Claude Opus 4.5 vs. GPT-5.2 Codex vs. Gemini 3 Pro on real-world coding tasks
Analysis
The article compares three large language models (LLMs) – Claude Opus 4.5, GPT-5.2 Codex, and Gemini 3 Pro – on real-world coding tasks within a Next.js project. The author focuses on practical feature implementation rather than benchmark scores, evaluating the models based on their ability to ship features, time taken, token usage, and cost. Gemini 3 Pro performed best, followed by Claude Opus 4.5, with GPT-5.2 Codex being the least dependable. The evaluation uses a real-world project and considers the best of three runs for each model to mitigate the impact of random variations.
Key Takeaways
- •Gemini 3 Pro showed the best performance in the coding task, excelling in caching and fallback mechanisms.

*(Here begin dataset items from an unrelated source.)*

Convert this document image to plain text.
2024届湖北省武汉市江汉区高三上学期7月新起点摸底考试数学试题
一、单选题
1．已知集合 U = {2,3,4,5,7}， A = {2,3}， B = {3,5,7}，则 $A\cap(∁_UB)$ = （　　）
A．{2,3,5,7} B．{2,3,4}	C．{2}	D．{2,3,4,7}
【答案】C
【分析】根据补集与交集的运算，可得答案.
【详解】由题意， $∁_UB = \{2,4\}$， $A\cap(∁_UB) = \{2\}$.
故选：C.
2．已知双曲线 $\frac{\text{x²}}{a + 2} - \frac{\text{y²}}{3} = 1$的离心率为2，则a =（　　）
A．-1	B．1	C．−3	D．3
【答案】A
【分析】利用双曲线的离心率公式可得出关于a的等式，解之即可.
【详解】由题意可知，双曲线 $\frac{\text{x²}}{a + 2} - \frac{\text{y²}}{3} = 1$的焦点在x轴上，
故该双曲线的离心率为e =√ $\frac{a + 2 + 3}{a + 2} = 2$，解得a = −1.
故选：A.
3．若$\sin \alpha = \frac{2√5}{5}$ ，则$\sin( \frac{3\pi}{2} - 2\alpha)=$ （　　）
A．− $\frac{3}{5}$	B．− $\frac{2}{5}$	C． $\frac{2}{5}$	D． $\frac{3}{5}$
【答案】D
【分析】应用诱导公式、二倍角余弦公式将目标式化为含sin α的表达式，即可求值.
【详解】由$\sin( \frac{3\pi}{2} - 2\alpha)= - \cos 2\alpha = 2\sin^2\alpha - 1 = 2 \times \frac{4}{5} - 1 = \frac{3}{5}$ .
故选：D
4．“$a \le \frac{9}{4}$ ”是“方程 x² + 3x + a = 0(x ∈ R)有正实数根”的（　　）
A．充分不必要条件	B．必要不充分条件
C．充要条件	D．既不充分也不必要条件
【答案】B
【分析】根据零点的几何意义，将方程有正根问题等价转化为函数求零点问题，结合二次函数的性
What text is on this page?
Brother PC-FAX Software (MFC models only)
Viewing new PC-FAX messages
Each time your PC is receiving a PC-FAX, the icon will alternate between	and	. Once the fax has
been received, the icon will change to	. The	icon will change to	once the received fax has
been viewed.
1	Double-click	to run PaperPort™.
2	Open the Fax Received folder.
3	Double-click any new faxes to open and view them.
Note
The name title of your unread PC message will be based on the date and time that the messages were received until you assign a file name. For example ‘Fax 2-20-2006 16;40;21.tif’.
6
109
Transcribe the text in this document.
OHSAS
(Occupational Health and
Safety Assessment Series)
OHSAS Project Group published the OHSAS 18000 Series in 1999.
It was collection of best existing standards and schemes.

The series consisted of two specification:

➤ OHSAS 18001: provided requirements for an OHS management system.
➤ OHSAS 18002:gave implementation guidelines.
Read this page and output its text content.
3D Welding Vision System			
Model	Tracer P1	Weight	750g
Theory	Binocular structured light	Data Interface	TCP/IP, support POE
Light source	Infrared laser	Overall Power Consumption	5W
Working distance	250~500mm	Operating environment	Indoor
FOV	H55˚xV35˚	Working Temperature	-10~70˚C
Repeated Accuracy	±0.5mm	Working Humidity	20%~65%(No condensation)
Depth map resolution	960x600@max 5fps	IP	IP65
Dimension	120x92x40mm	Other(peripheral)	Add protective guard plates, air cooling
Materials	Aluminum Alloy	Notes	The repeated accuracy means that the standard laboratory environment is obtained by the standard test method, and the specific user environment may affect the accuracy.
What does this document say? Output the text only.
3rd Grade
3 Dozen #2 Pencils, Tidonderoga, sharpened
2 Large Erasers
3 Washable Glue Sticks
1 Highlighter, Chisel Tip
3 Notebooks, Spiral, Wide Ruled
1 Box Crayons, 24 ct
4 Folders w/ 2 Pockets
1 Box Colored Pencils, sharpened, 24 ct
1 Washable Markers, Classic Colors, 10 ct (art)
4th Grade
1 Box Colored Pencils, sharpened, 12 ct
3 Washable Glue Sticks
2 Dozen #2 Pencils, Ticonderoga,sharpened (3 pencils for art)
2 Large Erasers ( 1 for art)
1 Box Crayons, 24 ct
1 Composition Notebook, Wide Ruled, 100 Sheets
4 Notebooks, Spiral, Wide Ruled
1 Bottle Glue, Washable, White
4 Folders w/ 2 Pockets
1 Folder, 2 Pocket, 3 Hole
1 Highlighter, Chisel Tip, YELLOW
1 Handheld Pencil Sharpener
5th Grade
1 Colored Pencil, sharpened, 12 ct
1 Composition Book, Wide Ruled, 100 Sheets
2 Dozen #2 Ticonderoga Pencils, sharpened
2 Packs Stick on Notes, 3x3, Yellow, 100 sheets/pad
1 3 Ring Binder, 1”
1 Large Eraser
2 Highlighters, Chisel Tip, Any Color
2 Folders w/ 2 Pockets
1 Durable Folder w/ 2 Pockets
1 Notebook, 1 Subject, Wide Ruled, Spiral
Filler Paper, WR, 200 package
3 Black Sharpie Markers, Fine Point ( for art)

- •Claude Opus 4.5 was reliable but had some UI issues.
- •GPT-5.2 Codex was the least dependable.
- •The evaluation focused on real-world feature implementation and practical aspects like cost and time.
- •The study used a real-world Next.js project for evaluation.
“Gemini 3 Pro performed the best. It set up the fallback and cache effectively, with repeated generations returning in milliseconds from the cache. The run cost $0.45, took 7 minutes and 14 seconds, and used about 746K input (including cache reads) + ~11K output.”